Curious about what has happened in the last month & rumors of Crossbills led us first to Plum Island and on to Salisbury State Park. At Salisbury we could see a pack of photographers and bird watchers, so we knew we were in the right place...but as we started to park the car, the flock of birds flew away. It was going to be a little while before I would get my first photos of Crossbills.
Thankfully, the camping area at Salisbury is loaded with low pine trees. They are currently loaded with pine cones. The Crossbills are attracted to the plentiful food source, so they are constantly flying from tree to tree and chowing down. It was only a short commute to find where they had set up their movable feast.
They seem to have little fear of humans. Many flew by me so close they almost hit me. One even landed on my flash, just inches from my face!
Most of the Crossbills were White-winged Crossbills. The males are red, while the females are a greenish color.

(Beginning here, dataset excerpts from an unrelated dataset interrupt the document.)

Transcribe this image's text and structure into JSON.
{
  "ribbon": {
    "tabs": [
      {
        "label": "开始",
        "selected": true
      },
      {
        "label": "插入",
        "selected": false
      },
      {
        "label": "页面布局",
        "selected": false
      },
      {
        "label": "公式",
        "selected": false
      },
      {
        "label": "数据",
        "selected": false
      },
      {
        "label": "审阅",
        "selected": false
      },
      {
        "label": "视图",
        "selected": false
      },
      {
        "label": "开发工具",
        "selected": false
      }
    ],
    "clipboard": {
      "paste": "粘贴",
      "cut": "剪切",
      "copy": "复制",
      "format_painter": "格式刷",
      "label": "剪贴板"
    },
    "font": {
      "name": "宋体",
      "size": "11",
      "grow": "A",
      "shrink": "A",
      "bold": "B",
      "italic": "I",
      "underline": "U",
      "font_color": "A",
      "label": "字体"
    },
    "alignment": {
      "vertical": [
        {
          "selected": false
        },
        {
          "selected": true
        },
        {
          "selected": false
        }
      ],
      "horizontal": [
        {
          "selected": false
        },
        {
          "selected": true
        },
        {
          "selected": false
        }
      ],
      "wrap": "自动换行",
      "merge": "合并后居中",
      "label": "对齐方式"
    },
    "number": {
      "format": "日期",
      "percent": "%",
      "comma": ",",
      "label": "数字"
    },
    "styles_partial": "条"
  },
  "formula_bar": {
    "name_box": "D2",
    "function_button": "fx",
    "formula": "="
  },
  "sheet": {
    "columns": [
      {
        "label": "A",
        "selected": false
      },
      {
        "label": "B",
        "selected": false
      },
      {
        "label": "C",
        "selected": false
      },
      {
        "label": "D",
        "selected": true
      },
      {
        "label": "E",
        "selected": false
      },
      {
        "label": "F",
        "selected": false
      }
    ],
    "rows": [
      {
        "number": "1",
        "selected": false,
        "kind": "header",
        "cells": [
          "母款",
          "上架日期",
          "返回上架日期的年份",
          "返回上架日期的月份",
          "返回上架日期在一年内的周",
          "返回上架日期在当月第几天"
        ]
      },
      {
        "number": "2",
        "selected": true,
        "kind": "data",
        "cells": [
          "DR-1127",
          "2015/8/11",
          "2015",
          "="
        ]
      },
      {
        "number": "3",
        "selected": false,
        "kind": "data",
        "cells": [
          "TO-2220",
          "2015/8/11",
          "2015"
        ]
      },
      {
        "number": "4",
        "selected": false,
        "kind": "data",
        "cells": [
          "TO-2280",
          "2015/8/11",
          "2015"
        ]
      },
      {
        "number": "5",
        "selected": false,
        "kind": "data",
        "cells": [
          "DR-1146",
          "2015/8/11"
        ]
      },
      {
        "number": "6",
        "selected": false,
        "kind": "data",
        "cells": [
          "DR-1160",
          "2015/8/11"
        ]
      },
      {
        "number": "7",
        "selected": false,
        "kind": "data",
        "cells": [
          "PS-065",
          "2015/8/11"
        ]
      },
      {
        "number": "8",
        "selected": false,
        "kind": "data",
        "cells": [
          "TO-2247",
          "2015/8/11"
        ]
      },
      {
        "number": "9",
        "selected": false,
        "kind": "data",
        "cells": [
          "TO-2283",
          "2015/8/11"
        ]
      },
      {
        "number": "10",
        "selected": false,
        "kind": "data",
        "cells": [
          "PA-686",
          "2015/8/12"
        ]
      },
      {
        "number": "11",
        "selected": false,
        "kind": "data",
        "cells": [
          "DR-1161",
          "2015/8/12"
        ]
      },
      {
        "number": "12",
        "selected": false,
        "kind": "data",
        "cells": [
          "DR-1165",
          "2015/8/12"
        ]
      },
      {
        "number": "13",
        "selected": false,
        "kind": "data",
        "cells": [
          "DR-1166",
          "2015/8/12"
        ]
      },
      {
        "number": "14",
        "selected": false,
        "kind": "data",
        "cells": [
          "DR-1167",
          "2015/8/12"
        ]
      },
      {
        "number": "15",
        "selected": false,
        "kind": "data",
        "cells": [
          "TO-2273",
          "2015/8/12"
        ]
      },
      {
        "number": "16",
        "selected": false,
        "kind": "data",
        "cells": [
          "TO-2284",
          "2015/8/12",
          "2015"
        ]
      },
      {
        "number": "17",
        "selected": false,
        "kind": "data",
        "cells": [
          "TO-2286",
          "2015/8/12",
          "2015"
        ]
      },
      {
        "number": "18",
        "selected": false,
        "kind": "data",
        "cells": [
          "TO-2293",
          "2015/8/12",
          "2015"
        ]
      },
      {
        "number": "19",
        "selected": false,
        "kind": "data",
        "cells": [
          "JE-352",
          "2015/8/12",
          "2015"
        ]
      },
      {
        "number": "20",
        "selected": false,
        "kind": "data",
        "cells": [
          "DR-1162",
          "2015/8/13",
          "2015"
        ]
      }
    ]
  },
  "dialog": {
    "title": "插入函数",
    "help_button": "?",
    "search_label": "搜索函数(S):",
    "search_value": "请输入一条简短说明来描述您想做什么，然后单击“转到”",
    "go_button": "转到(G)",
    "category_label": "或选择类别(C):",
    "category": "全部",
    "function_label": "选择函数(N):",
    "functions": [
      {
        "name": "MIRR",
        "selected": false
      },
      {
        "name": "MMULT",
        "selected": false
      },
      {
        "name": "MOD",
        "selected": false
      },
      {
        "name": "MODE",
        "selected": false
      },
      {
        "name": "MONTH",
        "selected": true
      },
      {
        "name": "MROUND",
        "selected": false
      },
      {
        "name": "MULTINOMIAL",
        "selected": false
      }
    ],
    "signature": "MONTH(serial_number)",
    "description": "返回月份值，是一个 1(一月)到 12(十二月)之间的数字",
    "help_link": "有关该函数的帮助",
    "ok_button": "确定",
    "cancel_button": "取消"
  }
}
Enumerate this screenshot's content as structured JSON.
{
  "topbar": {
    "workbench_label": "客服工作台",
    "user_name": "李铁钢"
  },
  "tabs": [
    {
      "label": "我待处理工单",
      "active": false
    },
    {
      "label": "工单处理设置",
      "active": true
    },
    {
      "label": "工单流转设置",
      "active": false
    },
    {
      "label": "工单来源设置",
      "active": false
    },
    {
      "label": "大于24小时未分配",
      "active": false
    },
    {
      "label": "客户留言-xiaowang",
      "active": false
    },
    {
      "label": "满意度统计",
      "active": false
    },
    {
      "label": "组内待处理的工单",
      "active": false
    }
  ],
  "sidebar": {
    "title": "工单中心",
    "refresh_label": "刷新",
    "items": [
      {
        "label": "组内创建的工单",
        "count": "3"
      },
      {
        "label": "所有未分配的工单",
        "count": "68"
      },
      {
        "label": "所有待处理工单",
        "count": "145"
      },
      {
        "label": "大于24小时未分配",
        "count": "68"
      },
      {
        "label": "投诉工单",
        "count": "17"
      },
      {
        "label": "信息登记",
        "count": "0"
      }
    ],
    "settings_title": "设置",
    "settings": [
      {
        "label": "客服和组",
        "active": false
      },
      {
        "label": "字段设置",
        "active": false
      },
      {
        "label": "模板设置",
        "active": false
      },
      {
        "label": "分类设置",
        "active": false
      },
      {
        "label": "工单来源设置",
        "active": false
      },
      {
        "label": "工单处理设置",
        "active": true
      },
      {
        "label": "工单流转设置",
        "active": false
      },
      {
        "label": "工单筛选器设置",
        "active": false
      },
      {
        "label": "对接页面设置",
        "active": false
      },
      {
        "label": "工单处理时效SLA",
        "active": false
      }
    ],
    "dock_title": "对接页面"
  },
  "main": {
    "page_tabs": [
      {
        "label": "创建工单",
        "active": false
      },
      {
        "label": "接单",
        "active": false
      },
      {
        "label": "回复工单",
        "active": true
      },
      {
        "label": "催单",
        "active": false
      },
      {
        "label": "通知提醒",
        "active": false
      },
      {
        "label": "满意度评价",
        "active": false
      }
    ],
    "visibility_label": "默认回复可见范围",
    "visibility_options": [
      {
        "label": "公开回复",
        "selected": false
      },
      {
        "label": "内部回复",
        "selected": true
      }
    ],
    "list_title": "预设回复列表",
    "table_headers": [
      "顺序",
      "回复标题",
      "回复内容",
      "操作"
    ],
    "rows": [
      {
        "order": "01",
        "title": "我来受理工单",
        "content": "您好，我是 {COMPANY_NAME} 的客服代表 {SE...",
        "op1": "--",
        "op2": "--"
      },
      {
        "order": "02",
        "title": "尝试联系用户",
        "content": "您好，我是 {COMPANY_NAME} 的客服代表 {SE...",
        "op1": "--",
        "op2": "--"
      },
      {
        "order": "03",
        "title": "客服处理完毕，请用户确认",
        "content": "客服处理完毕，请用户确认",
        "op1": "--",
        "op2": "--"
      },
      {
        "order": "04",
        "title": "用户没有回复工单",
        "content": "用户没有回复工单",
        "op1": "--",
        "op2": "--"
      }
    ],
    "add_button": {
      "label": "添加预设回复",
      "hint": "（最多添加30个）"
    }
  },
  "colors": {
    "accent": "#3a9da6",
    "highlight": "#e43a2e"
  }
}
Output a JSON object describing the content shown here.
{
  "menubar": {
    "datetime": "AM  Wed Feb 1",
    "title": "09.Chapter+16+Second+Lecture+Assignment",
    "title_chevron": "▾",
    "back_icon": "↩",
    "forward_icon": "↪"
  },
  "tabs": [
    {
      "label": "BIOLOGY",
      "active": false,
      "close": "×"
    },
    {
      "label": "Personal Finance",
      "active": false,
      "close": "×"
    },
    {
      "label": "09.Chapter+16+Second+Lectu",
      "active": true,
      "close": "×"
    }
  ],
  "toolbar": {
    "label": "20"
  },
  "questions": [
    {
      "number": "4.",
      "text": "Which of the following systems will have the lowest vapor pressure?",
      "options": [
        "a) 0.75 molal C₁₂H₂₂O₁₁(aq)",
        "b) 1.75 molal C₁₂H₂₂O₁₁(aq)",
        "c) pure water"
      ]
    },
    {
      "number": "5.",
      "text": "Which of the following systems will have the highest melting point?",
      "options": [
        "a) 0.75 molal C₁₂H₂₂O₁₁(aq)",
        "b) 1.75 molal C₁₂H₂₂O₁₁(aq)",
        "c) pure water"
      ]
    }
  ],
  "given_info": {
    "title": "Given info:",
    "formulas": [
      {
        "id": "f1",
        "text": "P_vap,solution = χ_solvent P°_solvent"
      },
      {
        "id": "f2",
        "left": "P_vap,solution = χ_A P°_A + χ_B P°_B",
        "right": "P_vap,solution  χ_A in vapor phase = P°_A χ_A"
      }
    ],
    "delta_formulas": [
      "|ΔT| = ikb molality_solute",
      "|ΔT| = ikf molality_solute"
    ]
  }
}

The last time I photographed Crossbills at Salisbury I was walking around in snow up to my knees and slipping and sliding on ice. Today was so much more enjoyable with a sunny day and temperatures close to 70 degrees.
Last time there were only White-winged Crossbills. Today mixed in the large flock of White-winged Crossbills was a smaller flock of Red Crossbills. So not only was this a banner day, but I added a new bird to my photographic "life list".